Credit Cape Fear Public Transportation Authority
2012 Annual Report

Albert Eby:

So while it’s seen as a social service program, and a lot of the folks in the community see social service programs as you know, not an investment, whereas if it’s a transportation program it’s meeting a need for anybody, not just the people who are of a certain income level. So, perception, I think, is the huge key.

One of the goals of the county’s new budget is economic development. Wave Transit asked the city for $1.2 million, and the city plans to give that amount. Wave asked the county for $500,000, double what it got last year. County Manager Chris Coudriet recommends $140,000 Coudriet says people may not agree with the logic, but he didn’t see anything exceptional about the level of service Wave provided last year to merit an increase this year. He mentions fare increases, talk of cutting service. It just didn’t make sense to give Wave more.

Chris Coudriet:

Public transportation certainly is part and parcel of what we do long-term. But in turn, I would change the vision and ask what is public transportation, Wave particularly, what is its vision long-term that parallels with both the efforts of both the city and the county and the beach communities about the kind of community that elected leadership is trying to create?

Wilmington City Councilwoman Laura Padgett thinks public transportation should be intertwined into the vision. She says public transportation is an economic development tool. And it’s a shame the county proposes cuts, because they should be contributing more.

Laura Padgett:

More and more, the county actually should be taking more responsibility than the city for public transportation, because those are their citizens. The route to Carolina Beach is obviously serving people outside of the Wilmington. The area along Gordon Road, which is a very well-used route and has been improved is also significant to the area that’s outside of the city.
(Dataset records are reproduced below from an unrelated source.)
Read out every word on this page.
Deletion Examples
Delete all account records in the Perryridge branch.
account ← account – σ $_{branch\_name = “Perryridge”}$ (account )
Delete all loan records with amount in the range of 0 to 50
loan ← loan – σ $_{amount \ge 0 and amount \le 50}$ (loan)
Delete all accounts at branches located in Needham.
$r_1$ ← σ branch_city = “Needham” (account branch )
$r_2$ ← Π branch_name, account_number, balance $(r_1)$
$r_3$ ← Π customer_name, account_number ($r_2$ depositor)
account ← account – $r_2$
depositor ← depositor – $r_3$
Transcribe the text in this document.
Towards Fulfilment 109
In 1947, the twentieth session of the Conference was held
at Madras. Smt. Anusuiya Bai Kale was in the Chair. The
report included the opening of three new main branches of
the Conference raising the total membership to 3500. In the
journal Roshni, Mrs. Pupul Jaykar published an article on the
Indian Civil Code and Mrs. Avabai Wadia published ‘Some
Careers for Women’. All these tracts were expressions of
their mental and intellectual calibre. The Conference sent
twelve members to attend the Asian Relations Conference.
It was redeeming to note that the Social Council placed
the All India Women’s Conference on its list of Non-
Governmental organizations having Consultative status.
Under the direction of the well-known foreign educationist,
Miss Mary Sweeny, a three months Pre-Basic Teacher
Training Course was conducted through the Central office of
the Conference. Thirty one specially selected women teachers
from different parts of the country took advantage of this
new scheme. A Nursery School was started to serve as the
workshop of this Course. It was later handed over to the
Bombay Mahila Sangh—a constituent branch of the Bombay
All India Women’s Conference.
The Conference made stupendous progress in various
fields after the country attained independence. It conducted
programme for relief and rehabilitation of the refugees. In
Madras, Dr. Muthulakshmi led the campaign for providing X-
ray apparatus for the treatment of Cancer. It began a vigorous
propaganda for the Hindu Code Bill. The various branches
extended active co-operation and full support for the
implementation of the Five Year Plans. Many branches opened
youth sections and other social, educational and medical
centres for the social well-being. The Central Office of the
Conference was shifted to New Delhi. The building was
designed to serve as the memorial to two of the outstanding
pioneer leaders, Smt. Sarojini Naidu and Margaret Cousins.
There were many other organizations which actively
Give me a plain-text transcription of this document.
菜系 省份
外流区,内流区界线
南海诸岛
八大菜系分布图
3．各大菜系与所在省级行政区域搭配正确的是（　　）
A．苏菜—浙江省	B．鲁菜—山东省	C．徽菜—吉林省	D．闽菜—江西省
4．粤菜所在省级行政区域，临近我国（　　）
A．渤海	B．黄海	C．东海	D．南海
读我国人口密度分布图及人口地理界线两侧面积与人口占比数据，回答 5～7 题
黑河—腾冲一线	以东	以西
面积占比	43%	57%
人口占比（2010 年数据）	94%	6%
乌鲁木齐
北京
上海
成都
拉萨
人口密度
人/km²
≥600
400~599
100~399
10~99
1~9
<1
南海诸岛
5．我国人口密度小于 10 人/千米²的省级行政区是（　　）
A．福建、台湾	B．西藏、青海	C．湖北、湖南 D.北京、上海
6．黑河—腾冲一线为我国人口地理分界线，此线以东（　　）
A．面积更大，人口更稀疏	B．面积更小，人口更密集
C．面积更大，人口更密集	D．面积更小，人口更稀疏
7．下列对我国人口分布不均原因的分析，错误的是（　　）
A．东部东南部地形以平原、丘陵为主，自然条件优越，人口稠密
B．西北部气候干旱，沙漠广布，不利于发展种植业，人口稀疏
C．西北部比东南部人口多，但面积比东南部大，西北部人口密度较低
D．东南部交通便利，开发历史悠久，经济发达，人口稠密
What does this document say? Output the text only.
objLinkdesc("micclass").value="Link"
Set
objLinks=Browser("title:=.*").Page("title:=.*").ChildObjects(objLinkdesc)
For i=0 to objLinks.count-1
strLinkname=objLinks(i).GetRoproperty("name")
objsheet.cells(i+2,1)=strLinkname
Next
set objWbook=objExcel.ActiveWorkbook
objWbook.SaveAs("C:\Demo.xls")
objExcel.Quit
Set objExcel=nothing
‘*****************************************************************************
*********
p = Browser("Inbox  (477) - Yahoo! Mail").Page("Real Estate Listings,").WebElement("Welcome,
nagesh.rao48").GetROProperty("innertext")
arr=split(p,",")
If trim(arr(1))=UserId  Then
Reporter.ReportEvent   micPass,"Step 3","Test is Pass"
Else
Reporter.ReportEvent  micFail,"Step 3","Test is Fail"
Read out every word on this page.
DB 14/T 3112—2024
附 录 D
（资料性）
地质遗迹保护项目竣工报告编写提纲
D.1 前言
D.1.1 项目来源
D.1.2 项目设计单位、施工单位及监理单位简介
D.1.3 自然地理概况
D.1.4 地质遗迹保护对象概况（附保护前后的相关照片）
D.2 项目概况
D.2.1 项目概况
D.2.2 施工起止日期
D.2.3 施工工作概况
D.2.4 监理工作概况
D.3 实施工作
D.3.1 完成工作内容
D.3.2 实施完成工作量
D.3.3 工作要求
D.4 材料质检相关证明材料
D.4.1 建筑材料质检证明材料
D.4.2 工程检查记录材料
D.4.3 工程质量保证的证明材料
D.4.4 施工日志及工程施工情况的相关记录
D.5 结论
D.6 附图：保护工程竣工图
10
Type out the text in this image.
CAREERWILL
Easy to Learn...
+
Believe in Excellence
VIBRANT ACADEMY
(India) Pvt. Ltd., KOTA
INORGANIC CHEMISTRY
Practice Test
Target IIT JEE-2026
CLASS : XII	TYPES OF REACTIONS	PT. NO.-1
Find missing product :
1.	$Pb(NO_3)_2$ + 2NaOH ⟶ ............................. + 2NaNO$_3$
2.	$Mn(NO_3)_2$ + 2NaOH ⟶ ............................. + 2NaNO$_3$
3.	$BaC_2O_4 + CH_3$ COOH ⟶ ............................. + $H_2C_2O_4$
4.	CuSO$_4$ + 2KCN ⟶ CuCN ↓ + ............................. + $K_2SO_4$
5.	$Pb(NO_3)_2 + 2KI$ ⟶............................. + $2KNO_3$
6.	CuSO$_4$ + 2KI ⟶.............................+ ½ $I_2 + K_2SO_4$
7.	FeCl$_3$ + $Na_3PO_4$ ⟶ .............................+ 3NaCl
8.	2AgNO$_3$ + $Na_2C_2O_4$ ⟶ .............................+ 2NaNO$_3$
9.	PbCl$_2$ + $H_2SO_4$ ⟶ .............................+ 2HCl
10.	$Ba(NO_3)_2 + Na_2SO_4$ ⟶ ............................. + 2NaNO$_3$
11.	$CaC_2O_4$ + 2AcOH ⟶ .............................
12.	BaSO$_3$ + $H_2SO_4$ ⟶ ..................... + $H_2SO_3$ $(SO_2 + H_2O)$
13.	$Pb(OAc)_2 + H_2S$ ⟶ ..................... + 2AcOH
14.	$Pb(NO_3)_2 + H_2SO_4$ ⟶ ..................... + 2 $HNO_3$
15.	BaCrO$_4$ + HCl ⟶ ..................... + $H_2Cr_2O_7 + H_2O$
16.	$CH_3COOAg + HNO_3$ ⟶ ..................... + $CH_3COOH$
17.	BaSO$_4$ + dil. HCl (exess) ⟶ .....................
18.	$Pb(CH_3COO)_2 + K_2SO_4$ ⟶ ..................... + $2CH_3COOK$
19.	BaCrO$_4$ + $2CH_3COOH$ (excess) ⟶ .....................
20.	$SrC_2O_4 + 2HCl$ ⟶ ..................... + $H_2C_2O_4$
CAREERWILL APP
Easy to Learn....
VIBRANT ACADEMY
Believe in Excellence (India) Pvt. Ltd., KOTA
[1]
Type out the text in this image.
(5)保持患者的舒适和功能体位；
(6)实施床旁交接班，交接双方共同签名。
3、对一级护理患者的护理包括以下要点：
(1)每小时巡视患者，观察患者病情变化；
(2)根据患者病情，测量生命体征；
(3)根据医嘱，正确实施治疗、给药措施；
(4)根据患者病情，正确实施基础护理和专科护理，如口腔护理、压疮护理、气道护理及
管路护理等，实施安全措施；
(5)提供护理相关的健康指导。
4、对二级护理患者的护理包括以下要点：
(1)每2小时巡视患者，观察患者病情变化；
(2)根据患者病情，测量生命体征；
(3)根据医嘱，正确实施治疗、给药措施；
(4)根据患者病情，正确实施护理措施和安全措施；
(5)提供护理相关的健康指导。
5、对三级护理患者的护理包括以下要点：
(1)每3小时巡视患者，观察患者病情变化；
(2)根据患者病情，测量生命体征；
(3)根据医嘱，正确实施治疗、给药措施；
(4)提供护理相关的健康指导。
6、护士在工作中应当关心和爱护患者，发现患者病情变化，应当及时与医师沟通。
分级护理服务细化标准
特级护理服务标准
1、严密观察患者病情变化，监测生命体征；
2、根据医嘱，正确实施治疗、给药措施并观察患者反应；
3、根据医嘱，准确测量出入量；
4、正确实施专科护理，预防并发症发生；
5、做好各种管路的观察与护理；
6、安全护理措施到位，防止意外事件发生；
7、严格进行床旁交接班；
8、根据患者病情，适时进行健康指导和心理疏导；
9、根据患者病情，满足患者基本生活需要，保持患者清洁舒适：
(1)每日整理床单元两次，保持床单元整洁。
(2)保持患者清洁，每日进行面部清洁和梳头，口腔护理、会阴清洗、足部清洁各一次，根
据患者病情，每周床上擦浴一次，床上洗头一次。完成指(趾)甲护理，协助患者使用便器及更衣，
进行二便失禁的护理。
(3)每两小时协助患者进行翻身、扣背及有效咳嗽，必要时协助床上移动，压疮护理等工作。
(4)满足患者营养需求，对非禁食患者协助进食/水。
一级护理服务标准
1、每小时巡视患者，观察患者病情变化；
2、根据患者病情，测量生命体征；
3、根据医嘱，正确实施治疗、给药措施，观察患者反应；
Wave officials say the likely cut in county funding could eliminate two routes: that new Carolina Beach bus, and another route extending outside city lines, into the county, making stops at Cape Fear Community College, to the new VA Center and the prison.

Laura Padgett:

If we want it, we’re going to have to pay for it, and I think the responsibility is going to fall more and more on the local area. And that’s why a lot of areas have passed a quarter-cent sales tax. That’s been the chief funding mechanism.

Charlotte voters approved this idea to pay for the expansion of its light rail system. Triangle-area residents voted favorably for the same idea. That’s an option New Hanover County has, too. Commissioners can propose either a vehicle license fee or an increase in sales tax to help pay for Wave, it could mean a healthy fund balance. Councilwoman Padgett thinks voters would support it, but New Hanover County Commissioner Jonathan Barfield disagrees. When asked if commissioners were even talking about this as a possibility, he says, no. But as the county’s population swells above 200,000 people, bumping the community into urban area status, and as projected growth puts more stress on the traffic grid, the region might have to reconsider its perception of public transit.